When I read this recent piece in Wired Magazine, I thought, “Yes! That’s what I’ve been thinking for years!”
The article makes the point that when people are called upon to present their reasoning to others, it actually improves their cognitive ability.
“GOING FROM AN AUDIENCE OF ZERO TO AN AUDIENCE OF 10 IS SO BIG THAT IT’S ACTUALLY HUGER THAN GOING FROM 10 PEOPLE TO A MILLION.
… a group of Vanderbilt University researchers in 2008 published a study in which several dozen 4- and 5-year-olds were shown patterns of colored bugs and asked to predict which would be next in the sequence. In one group, the children simply repeated the puzzle answers into a tape recorder. In a second group, they were asked to record an explanation of how they were solving each puzzle. And in the third group, the kids had an audience: They had to explain their reasoning to their mothers, who sat near them, listening but not offering any help. Then each group was given patterns that were more complicated and harder to predict.
The results? The children who didn’t explain their thinking performed worst. The ones who recorded their explanations did better—the mere act of articulating their thinking process aloud seemed to help them identify the patterns more clearly. But the ones who were talking to a meaningful audience—Mom—did best of all. When presented with the more complicated puzzles, on average they solved more than the kids who’d explained to themselves and about twice as many as the ones who’d simply repeated their answers.

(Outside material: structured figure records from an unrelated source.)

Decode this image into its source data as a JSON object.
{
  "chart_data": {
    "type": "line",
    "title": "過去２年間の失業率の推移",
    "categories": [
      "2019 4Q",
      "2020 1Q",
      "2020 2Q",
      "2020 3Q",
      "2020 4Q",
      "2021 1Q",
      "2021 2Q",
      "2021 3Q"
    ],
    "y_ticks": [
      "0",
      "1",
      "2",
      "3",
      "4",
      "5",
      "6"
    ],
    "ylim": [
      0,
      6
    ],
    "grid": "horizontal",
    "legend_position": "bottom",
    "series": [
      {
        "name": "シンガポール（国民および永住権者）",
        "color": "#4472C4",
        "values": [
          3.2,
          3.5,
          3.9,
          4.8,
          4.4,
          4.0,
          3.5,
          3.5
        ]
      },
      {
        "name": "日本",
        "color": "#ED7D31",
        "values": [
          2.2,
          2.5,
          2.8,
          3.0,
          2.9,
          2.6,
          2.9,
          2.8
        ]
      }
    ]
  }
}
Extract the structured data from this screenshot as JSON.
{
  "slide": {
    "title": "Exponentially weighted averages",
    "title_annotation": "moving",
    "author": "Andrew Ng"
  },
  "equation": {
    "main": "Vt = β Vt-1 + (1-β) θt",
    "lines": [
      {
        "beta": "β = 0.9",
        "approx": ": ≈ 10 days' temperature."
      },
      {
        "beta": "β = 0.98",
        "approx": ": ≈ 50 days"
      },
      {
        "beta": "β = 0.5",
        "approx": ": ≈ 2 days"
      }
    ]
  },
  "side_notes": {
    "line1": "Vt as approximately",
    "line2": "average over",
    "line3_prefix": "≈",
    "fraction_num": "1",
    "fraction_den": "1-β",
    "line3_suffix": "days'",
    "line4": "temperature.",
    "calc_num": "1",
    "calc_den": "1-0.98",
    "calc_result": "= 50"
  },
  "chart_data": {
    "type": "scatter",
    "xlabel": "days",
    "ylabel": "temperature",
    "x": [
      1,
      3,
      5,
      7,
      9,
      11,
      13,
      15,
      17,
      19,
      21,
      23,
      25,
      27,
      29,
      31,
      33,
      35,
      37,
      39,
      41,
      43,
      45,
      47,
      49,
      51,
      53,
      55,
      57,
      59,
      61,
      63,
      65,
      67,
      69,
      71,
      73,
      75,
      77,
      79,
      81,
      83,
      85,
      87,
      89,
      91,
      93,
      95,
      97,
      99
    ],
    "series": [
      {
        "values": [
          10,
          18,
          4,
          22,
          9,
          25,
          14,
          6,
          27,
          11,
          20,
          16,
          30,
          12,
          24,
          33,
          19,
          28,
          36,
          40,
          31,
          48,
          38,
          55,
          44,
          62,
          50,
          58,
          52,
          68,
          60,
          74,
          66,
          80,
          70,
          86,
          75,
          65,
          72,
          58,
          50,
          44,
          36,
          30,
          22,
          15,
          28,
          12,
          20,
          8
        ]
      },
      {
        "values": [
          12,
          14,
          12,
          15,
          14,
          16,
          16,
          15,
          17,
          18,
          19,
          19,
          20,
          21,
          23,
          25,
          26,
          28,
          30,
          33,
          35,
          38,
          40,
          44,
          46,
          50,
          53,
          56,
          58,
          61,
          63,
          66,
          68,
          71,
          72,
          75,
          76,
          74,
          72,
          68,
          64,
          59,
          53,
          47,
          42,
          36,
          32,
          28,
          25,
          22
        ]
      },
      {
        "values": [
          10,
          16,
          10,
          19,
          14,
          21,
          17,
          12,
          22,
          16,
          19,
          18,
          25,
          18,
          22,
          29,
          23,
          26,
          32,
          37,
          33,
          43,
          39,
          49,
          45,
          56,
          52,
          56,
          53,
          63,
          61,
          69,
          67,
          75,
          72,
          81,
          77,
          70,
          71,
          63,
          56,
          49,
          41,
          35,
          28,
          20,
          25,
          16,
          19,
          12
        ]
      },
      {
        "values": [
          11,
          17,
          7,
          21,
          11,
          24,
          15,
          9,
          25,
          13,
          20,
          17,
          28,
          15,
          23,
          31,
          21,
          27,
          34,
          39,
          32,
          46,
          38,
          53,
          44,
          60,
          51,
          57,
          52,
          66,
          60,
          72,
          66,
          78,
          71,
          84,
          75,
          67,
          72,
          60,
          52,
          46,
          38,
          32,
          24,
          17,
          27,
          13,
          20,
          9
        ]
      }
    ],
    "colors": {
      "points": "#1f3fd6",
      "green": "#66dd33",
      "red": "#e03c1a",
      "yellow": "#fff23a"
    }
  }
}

Researchers have found similar effects with adolescents and adults. When students were asked to write for a real audience in another country, their essays had better organization and content than when they were writing for their teacher. When asked to contribute to a wiki—a space that’s highly public and where the audience can respond by deleting or changing your words—college students snapped to attention, carefully checking sources and including more of them to back up their work. Brenna Clarke Gray, an instructor at Douglas College in British Columbia, had her English students create Wikipedia entries on Canadian writers, to see if it would get them to take the assignment more seriously. She was stunned at how well it worked. “Often they’re handing in these essays without any citations, but with Wikipedia they suddenly were staying up till 2 am, honing and rewriting the entries and carefully sourcing everything,” she tells me. The reason, the students explained to her, was that their audience—the Wikipedia community—was quite gimlet-eyed and critical. They were harder “graders” than Gray herself.”